The attack stunned residents in a dense part of Chelsea where homes, corner businesses and traffic corridors sit close together. Neighbors described the response Thursday night as a large police presence that stretched over several blocks. Saul Alicea, a nearby resident, said the killing felt especially jarring because neighbors did not expect that kind of violence there. Another resident, Shauniece White, said the blood left at the scene made the attack feel immediate and personal for people living nearby. Their comments reflected a larger concern in the neighborhood that the violence was both sudden and public, unfolding in a place where families regularly walk and shop. Chelsea Police Chief Keith Houghton said detectives and state police were using all available resources on what he called a very serious incident, a sign that authorities were treating the case as both a homicide investigation and a broader public safety concern.

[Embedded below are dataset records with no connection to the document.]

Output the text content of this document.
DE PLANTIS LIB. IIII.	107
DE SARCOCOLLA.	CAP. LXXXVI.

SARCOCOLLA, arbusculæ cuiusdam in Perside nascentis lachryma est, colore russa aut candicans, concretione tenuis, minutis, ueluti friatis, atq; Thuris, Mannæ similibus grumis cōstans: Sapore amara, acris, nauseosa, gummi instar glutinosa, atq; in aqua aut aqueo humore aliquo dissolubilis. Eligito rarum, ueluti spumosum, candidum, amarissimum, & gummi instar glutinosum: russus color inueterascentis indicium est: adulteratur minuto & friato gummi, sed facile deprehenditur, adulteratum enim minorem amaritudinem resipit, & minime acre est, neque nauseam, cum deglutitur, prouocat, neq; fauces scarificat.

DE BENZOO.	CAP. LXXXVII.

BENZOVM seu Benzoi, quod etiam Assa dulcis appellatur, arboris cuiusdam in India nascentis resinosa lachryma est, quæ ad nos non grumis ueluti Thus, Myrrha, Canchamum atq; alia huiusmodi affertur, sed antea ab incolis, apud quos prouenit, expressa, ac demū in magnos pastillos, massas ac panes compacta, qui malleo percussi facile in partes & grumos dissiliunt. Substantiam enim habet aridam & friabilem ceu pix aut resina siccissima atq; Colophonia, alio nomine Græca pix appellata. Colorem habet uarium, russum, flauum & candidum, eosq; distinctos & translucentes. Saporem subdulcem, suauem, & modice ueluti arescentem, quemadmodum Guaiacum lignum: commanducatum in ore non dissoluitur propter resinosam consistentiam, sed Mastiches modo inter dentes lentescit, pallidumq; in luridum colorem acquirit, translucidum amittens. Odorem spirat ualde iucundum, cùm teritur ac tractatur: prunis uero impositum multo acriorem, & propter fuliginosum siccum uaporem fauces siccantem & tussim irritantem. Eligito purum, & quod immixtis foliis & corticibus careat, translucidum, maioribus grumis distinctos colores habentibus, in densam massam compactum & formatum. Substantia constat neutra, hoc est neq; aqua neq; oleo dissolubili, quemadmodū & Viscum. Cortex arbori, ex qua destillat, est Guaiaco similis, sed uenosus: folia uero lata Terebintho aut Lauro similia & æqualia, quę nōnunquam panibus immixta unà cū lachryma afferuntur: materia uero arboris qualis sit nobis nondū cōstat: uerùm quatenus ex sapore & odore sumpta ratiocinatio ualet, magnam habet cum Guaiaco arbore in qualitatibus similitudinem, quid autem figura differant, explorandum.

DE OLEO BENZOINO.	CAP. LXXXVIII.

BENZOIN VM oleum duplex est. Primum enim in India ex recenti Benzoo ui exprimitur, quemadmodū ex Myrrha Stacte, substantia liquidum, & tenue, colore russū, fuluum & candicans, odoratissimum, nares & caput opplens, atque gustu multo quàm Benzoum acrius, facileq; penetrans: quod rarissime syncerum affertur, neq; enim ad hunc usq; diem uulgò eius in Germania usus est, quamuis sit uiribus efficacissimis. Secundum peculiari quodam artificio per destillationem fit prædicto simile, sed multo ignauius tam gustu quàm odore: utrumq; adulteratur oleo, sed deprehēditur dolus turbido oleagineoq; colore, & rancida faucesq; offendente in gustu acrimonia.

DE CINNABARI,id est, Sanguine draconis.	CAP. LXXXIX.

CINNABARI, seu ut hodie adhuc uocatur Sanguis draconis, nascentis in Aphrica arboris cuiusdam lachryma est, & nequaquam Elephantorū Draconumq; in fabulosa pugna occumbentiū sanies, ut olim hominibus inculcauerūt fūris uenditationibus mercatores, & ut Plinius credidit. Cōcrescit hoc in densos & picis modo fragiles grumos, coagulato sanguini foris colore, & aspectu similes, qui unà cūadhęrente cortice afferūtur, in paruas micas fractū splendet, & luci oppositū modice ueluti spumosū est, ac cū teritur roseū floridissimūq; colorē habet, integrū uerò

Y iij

Friday’s court hearing made plain that the legal case is only in its first stage. Castellanos was arraigned on first-degree murder, the most serious charge announced so far, and his case is expected back in court in late April. Prosecutors have not publicly detailed whether they will seek indictments against others or add charges as investigators sort through the video, physical evidence and witness accounts. Police have said the investigation remains fluid, language that often signals that more interviews, forensic testing and charging decisions are still ahead. For López’s family, that timeline means more waiting after a day that already brought anger and grief inside the courtroom. For investigators, the next steps are expected to include identifying everyone seen in the chase, matching weapons and clothing to the footage and determining whether the final charging picture reaches beyond the defendants already named.

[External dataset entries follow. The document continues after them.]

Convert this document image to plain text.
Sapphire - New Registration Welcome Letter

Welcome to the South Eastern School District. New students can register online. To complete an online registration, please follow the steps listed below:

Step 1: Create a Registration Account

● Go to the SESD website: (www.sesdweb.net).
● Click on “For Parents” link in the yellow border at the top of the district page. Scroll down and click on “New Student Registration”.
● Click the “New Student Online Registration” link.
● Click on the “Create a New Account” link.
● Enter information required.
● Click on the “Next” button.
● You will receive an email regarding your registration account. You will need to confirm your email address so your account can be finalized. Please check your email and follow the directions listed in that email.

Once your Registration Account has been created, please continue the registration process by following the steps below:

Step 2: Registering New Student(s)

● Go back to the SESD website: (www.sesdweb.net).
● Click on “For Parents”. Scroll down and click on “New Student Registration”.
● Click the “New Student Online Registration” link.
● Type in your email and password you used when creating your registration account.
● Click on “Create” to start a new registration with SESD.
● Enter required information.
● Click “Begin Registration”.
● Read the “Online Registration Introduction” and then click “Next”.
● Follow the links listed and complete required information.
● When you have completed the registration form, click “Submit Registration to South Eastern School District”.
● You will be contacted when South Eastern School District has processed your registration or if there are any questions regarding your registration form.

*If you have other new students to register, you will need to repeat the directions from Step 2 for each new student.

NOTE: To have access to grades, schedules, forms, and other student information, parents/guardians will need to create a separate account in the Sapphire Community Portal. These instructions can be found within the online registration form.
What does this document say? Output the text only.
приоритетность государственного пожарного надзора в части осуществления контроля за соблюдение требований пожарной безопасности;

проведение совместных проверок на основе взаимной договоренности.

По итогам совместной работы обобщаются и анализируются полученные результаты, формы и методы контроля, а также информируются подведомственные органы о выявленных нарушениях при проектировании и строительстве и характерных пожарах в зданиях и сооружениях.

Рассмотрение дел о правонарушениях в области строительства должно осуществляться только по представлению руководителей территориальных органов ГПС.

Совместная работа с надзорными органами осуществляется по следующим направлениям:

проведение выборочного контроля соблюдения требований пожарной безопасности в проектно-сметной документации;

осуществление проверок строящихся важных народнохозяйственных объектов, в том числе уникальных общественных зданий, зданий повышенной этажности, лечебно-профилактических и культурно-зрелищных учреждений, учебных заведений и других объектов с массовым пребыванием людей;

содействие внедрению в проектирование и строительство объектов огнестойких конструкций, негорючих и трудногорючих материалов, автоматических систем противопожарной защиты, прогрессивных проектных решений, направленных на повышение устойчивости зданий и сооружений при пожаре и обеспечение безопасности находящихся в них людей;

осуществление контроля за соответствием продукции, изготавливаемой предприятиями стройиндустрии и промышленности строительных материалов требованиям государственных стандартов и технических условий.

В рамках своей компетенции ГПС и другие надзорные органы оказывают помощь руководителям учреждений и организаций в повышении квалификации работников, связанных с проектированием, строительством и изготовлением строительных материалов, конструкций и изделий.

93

Outside court, the emotional center of the story was López’s family. Relatives and supporters said they were frustrated that Castellanos could hide his face during the hearing while López’s wife and sister listened to prosecutors describe the attack. A family supporter, Carrie Hernandez, said the family believed the accused should have faced the room openly. Reports from relatives also said López had come to the United States from Guatemala about seven years ago and leaves behind a wife and a 2-year-old son. Those details turned the hearing from a routine arraignment into a public display of mourning and anger. By the end of the day, the family’s message was consistent: they believe five people were involved, they want each role accounted for and they do not think the case feels complete yet, even with a murder charge already filed.
The case stood Friday with one defendant jailed without bail, one related defendant released on a trespassing charge and investigators still tracing who else was involved. The next major public step is Castellanos’ return to court in late April as police and prosecutors continue to sort through evidence from the Chelsea attack.
Author note: Last updated March 24, 2026.